Methods: Two metastatic PC cell lines, DU145 and 22Rv1, as well as highly aggressive derivatives generated in Dr. Rodriguez-Bravo lab (docetaxel-resistant; (DR) variants) were compared through various experiments to determine differences in centrosome proteins expression and functionality. All cells (DU145 /DR and 22Rv1 /DR) underwent electroporations with siRNAs to knockout one of the centrosomal target genes (STIL) and were compared to siRNA controls (not targeting any human gene). Subsequently, western blots, RT-PCRs, colony formation assays, and immunofluorescence microscopy were used to analyze the differences between controls and STIL knockdowns and between different cell lines.

Results: Analysis of the experiments performed suggest that there is a greater effect of the STIL knockdown than the siRNA control in decreasing cell proliferation in PC cells.

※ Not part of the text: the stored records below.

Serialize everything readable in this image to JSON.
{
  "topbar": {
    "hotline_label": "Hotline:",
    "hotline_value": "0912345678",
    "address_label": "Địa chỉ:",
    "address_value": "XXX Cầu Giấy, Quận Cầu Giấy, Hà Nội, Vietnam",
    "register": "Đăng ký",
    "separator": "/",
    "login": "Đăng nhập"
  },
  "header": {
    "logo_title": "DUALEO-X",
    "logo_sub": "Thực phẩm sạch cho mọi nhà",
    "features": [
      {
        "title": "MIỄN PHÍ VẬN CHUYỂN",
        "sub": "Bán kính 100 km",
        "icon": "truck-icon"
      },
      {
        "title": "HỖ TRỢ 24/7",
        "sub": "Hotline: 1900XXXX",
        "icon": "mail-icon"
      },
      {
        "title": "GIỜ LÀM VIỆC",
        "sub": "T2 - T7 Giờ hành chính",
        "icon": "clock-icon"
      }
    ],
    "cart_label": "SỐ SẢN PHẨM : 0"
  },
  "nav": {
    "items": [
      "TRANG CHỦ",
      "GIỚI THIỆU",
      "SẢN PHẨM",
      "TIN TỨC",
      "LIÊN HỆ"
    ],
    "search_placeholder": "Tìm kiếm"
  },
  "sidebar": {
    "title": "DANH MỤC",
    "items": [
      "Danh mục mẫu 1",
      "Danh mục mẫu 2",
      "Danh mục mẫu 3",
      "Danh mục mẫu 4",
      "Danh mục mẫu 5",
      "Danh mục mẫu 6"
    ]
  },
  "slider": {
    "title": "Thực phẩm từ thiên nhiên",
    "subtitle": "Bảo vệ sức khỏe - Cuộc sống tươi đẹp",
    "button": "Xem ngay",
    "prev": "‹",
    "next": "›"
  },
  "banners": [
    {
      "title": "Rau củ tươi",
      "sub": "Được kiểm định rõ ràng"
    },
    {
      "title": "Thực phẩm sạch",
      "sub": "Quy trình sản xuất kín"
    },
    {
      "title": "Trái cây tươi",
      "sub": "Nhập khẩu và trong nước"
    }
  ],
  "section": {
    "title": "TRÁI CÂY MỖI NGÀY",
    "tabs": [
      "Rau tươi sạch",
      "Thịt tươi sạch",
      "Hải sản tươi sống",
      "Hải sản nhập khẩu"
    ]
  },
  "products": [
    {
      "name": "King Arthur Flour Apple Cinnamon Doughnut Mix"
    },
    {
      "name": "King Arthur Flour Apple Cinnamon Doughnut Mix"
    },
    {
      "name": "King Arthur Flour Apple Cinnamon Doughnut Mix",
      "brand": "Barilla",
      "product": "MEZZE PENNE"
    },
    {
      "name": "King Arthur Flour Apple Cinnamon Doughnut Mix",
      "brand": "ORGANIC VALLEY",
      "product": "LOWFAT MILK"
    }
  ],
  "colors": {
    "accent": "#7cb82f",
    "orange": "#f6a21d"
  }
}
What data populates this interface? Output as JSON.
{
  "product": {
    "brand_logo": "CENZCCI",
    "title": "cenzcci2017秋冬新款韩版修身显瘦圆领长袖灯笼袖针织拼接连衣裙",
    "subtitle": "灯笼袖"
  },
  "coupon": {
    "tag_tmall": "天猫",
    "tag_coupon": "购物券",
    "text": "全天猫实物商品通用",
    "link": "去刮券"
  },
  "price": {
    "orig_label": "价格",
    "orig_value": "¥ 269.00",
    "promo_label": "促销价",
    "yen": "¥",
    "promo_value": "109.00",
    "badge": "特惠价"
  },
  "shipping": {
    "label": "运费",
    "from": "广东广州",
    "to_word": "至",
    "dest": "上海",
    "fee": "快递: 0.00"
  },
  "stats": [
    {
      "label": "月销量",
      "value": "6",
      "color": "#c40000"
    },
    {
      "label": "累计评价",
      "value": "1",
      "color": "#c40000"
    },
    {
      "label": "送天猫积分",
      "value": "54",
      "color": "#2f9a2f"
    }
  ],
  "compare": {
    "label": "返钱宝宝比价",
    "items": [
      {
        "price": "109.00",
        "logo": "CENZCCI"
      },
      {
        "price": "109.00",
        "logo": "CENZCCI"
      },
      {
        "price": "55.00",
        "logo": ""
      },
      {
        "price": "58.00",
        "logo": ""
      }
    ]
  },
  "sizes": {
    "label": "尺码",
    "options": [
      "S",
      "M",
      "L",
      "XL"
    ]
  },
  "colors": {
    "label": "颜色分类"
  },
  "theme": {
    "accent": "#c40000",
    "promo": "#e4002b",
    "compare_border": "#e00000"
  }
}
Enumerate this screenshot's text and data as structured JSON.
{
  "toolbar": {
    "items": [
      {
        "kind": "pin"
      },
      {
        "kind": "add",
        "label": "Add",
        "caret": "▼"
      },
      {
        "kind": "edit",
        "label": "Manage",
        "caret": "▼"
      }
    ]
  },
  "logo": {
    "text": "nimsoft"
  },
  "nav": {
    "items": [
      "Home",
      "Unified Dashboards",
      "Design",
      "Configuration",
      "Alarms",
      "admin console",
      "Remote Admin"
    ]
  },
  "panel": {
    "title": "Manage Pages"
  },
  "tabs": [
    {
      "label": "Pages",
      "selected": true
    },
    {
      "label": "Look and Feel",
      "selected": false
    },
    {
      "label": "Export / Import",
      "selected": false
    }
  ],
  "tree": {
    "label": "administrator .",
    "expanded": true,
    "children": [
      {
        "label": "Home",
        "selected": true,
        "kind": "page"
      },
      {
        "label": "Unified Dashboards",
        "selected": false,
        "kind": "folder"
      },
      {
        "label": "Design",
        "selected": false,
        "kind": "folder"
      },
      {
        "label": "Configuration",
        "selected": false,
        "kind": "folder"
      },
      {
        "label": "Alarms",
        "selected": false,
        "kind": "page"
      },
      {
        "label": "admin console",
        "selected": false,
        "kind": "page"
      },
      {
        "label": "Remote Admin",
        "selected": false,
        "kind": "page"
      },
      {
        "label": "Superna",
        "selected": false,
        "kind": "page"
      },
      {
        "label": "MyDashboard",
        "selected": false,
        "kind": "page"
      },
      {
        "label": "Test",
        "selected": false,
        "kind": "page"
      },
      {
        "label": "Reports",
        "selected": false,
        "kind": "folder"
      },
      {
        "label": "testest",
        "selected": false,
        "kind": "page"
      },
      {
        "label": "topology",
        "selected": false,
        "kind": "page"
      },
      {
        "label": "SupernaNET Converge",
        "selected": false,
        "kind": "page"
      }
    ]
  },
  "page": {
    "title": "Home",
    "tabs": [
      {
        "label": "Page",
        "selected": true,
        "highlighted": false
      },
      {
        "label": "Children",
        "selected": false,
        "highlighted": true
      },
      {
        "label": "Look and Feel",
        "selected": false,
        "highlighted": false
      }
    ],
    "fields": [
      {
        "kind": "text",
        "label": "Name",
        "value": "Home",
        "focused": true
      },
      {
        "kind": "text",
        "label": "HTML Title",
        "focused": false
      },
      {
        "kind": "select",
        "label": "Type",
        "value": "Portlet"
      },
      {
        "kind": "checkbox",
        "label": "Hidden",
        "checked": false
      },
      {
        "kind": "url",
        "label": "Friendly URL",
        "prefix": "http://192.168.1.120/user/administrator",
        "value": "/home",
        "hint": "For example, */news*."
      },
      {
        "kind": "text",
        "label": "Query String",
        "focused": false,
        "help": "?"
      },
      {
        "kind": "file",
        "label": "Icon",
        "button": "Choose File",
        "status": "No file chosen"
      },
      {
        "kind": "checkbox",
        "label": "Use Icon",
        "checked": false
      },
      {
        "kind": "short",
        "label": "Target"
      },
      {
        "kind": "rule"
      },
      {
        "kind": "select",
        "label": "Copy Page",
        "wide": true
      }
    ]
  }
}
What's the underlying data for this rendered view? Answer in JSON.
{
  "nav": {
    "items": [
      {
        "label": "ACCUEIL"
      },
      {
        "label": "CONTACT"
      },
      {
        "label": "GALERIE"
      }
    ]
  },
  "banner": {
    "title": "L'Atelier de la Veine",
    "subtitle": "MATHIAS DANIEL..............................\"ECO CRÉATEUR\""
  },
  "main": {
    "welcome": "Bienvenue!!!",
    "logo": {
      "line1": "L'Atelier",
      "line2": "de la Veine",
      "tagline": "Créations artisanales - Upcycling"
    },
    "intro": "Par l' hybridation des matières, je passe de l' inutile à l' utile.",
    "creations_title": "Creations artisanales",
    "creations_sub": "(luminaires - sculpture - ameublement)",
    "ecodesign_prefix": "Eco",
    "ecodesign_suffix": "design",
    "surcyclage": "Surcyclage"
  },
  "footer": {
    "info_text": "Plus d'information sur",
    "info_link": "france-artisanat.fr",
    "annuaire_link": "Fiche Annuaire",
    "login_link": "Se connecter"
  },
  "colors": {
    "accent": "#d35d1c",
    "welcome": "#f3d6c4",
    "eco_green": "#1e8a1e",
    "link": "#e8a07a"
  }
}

There was also insufficient evidence to determine if there was a difference between the parental and DR cells.

Discussion: There was statistically significant evidence that knockout of STIL decreased cell proliferation of metastatic PC cells DU154 and 22Rv1. This suggests a potential role between centrosome regulating mechanisms and the aggressiveness of PC cells. Future research could aim to determine the extent of the effect of the knockdown and potentially be exploited in the future of treatments for late-stage PC.